Implement a new metric¶
import numpy as np
import xarray as xr
from weatherbenchX.metrics import base
from weatherbenchX.metrics import deterministic
Metrics in WeatherBench-X are defined by a set of statistics and instructions how to compute the final metrics value from the averaged statistics.
Statistics are computed from the predictions and targets for each element.
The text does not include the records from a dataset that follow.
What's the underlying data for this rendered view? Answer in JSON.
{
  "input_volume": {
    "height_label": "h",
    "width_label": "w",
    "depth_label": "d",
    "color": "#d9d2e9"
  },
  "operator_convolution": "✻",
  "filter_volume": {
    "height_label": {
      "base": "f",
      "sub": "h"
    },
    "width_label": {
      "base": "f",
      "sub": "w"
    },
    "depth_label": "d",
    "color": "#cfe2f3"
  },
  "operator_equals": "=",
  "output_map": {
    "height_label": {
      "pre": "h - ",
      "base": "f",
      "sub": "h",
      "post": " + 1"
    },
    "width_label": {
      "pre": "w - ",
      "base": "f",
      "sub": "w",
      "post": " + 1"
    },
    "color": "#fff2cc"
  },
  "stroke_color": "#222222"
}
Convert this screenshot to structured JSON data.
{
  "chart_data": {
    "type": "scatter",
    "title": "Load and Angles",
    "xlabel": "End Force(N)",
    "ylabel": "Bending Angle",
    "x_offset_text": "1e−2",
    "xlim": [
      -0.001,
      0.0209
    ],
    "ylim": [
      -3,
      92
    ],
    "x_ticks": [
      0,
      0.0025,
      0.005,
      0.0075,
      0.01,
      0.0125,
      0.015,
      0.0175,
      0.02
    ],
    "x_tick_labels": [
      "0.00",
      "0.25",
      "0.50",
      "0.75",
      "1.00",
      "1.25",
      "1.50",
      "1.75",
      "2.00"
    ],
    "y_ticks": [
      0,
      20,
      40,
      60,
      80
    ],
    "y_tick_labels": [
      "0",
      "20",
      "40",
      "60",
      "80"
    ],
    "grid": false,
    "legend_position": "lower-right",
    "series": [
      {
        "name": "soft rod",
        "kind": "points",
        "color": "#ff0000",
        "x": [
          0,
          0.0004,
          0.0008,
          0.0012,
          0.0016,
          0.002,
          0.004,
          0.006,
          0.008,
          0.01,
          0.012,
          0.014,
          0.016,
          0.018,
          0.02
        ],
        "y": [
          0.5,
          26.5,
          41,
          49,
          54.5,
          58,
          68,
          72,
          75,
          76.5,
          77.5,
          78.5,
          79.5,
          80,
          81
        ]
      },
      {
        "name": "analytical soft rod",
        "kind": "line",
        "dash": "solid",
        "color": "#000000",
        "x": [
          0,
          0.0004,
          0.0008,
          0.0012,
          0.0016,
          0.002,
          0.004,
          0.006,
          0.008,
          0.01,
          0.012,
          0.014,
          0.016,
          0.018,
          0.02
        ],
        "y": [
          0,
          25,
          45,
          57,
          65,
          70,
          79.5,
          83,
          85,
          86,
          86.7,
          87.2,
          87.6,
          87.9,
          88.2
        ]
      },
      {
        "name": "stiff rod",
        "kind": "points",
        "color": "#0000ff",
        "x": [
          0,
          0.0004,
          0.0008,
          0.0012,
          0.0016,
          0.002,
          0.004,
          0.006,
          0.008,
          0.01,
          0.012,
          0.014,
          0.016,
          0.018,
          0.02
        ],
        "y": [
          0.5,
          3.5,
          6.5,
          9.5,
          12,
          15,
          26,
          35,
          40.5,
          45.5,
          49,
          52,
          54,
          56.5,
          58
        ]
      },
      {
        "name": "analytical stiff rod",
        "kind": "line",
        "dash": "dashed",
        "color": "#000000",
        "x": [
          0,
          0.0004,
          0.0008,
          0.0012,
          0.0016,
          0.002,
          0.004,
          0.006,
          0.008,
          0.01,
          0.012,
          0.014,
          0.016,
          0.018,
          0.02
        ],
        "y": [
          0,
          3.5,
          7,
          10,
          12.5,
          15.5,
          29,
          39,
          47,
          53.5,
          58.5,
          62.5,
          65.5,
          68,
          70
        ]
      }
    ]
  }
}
Further, statistics are divided into single variable statistics (computed separately for each variable; most common use case) and multi-variate statistics (where statistics are computed as a function of several variables).
As a simple example, let’s take the RMSE. Here, the statistic in the squared error which is a per-variable computation.
class SquaredError(base.PerVariableStatistic):
"""Squared error between predictions and targets."""
def compute_per_variable(
self,
predictions: xr.DataArray,
targets: xr.DataArray,
) -> xr.DataArray:
return (predictions - targets) ** 2
The RMSE metric specifies the SquaredError statistic and takes the square root over it from the aggregated values.
class RMSE(base.PerVariableMetric):
"""Root mean squared error."""
@property
def statistics(self) -> Mapping[str, base.Statistic]:
return {'SquaredError': SquaredError()}
def _values_from_mean_statistics_per_variable(
self,
statistic_values: Mapping[str, xr.DataArray],
) -> xr.DataArray:
"""Computes metrics from aggregated statistics."""
return np.sqrt(statistic_values['SquaredError'])
predictions = xr.Dataset({'2m_temperature': xr.DataArray(np.ones((2, 32, 64)), dims=['init_time', 'latitude', 'longitude'])})
targets = predictions.copy()
predictions
<xarray.Dataset> Size: 33kB
Dimensions: (init_time: 2, latitude: 32, longitude: 64)
Dimensions without coordinates: init_time, latitude, longitude
Data variables:
2m_temperature (init_time, latitude, longitude) float64 33kB 1.0 ... 1.0rmse = deterministic.RMSE()
statistic_values = {name: statistic.compute(predictions, targets) for name, statistic in rmse.statistics.items()}
statistic_values
{'SquaredError': {'2m_temperature': <xarray.DataArray '2m_temperature' (init_time: 2, latitude: 32, longitude: 64)> Size: 33kB
array([[[0., 0., 0., ..., 0., 0., 0.],
[0., 0., 0., ..., 0., 0., 0.],
[0., 0., 0., ..., 0., 0., 0.],
...,
[0., 0., 0., ..., 0., 0., 0.],
[0., 0., 0., ..., 0., 0., 0.],
[0., 0., 0., ..., 0., 0., 0.]],
[[0., 0., 0., ..., 0., 0., 0.],
[0., 0., 0., ..., 0., 0., 0.],
[0., 0., 0., ..., 0., 0., 0.],
...,
[0., 0., 0., ..., 0., 0., 0.],
[0., 0., 0., ..., 0., 0., 0.],
[0., 0., 0., ..., 0., 0., 0.]]])
Dimensions without coordinates: init_time, latitude, longitude}}
Take the mean now. Here we do it explicitly for a single metrics. Typically, this would be done in compute_unique_statistics_for_all_metrics.
statistic_values['SquaredError'] = {k: v.mean() for k,v in statistic_values['SquaredError'].items()}
statistic_values
{'SquaredError': {'2m_temperature': <xarray.DataArray '2m_temperature' ()> Size: 8B
array(0.)}}
Now we can compute the metric (in this case take the square root) from the averaged statistic.
rmse.values_from_mean_statistics(statistic_values)
{'2m_temperature': <xarray.DataArray '2m_temperature' ()> Size: 8B
array(0.)}
Note: Some metrics can have more than one statistic. See, for example, the ensemble CRPS implementation.